Mestre Lolo, da Imperatriz, reforçou a dificuldade logística. “Foi muito grande o desafio, porque 1.200 pessoas, para você manter tudo sem embolar a bateria, é difícil. Mas rolou legal, rolou legal. É gratificante para a gente, pois somos o primeiro quesito a chegar na avenida e o último a sair”.

bateria maior26 3

Alex Franklin, 49 anos, morador de Bangu, ritmista há 37 anos na Mocidade, escola pela qual desfila atualmente, e com passagem de dez anos pela Grande Rio, valorizou todo esse esforço dos comandantes do espetáculo. “Mesmo a gente estando há tanto tempo na avenida, quando aparece uma coisa diferente assim, a expectativa é nova, mas a emoção é a mesma de entrar para desfilar. Não é fácil comandar mais de 1.200 ritmistas. A gente se coloca no lugar dos mestres. Eles são feras, foi maravilhoso”.

bateria maior26 16

Pelo Salgueiro, os mestres Guilherme e Gustavo falaram sobre união e celebração. “É um dia para celebrar o encontro com todas as baterias, faltando menos de um mês para o carnaval. Sabemos que estamos fazendo história, por isso estamos aqui curtindo e celebrando”, disse Guilherme. “Mostrar para o grande público o quanto as escolas de samba são unidas é muito importante. É um momento muito histórico e muito importante. Fazemos parte disso”, completou Gustavo.

bateria maior26 11

Mestre Taranta Neto, da Mangueira, destacou a convivência entre os segmentos. “O que vale é essa interação: ver todo mundo curtindo, brincando, zoando, fazendo música. E, na hora do trabalho, todo mundo com seriedade. Agora a gente também está no Guinness. É uma honra para todos nós”.

bateria maior26 10

Representando a Beija-Flor, mestre Rodney celebrou a conquista coletiva. “Não é fácil ter uma bateria e lidar com o quantitativo de ritmistas, a distância, o retorno, o delay. Mas estou muito feliz em participar disso tudo. Quando eu receber a placa do recorde, vou deixar com os ritmistas. Vai ficar eternizado lá. Não tem jeito, ninguém tira da gente”.

bateria maior26 12

Mestre Plínio, também da Beija-Flor, reforçou o reconhecimento ao ritmista. “Não tem coisa mais importante na vida do ritmista do que participar desse programa que a Liga fez”.

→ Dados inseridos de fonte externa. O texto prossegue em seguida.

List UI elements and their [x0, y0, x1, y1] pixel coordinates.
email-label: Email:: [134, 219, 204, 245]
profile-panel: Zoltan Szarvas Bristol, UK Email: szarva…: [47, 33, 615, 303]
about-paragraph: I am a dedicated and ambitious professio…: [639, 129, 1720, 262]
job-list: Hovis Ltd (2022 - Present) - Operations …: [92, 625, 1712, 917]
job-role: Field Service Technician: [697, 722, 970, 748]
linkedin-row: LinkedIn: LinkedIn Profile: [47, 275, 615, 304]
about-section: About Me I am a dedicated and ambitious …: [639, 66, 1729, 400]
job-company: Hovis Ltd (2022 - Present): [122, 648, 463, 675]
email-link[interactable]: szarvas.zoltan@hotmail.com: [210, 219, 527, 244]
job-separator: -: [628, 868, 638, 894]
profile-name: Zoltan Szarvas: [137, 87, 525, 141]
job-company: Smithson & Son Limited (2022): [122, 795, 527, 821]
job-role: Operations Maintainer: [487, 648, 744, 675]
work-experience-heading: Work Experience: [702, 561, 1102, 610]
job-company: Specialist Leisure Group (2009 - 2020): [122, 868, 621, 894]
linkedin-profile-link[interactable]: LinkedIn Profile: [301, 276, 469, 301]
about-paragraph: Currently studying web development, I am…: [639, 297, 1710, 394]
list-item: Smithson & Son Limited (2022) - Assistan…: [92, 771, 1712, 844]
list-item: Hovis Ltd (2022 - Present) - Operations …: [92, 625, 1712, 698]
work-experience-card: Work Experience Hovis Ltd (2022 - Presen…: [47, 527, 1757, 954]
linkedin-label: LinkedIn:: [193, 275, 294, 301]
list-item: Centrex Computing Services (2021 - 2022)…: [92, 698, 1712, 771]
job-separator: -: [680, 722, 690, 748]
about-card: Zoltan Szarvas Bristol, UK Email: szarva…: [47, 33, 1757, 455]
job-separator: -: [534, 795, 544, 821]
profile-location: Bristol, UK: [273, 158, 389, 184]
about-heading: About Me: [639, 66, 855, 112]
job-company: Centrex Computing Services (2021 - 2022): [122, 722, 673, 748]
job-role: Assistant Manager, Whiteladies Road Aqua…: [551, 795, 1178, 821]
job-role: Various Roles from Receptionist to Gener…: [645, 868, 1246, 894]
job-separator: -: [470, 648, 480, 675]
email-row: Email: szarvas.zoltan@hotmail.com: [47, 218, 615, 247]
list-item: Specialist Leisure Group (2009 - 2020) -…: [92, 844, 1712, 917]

Criada na Mocidade e moradora de Padre Miguel, Liliane Carvalho, de 50 anos, que toca chocalho e já desfilou por diversas escolas, destacou a valorização do samba. “É dar um novo patamar. Gosto de ver o carnaval do Rio patrocinando e valorizando as escolas. Foi um momento emocionante participar disso, por causa de tantos anos desfilando em várias escolas de samba. Todas têm o meu respeito, sejam grandes ou pequenas, de todos os grupos. Todas têm o DNA do carnaval”.

bateria maior26 17

Desse jeito, a Maior Bateria do Mundo entrou para o Guinness não apenas como um recorde numérico, mas como um marco de união, reconhecimento e celebração do maior espetáculo da Terra.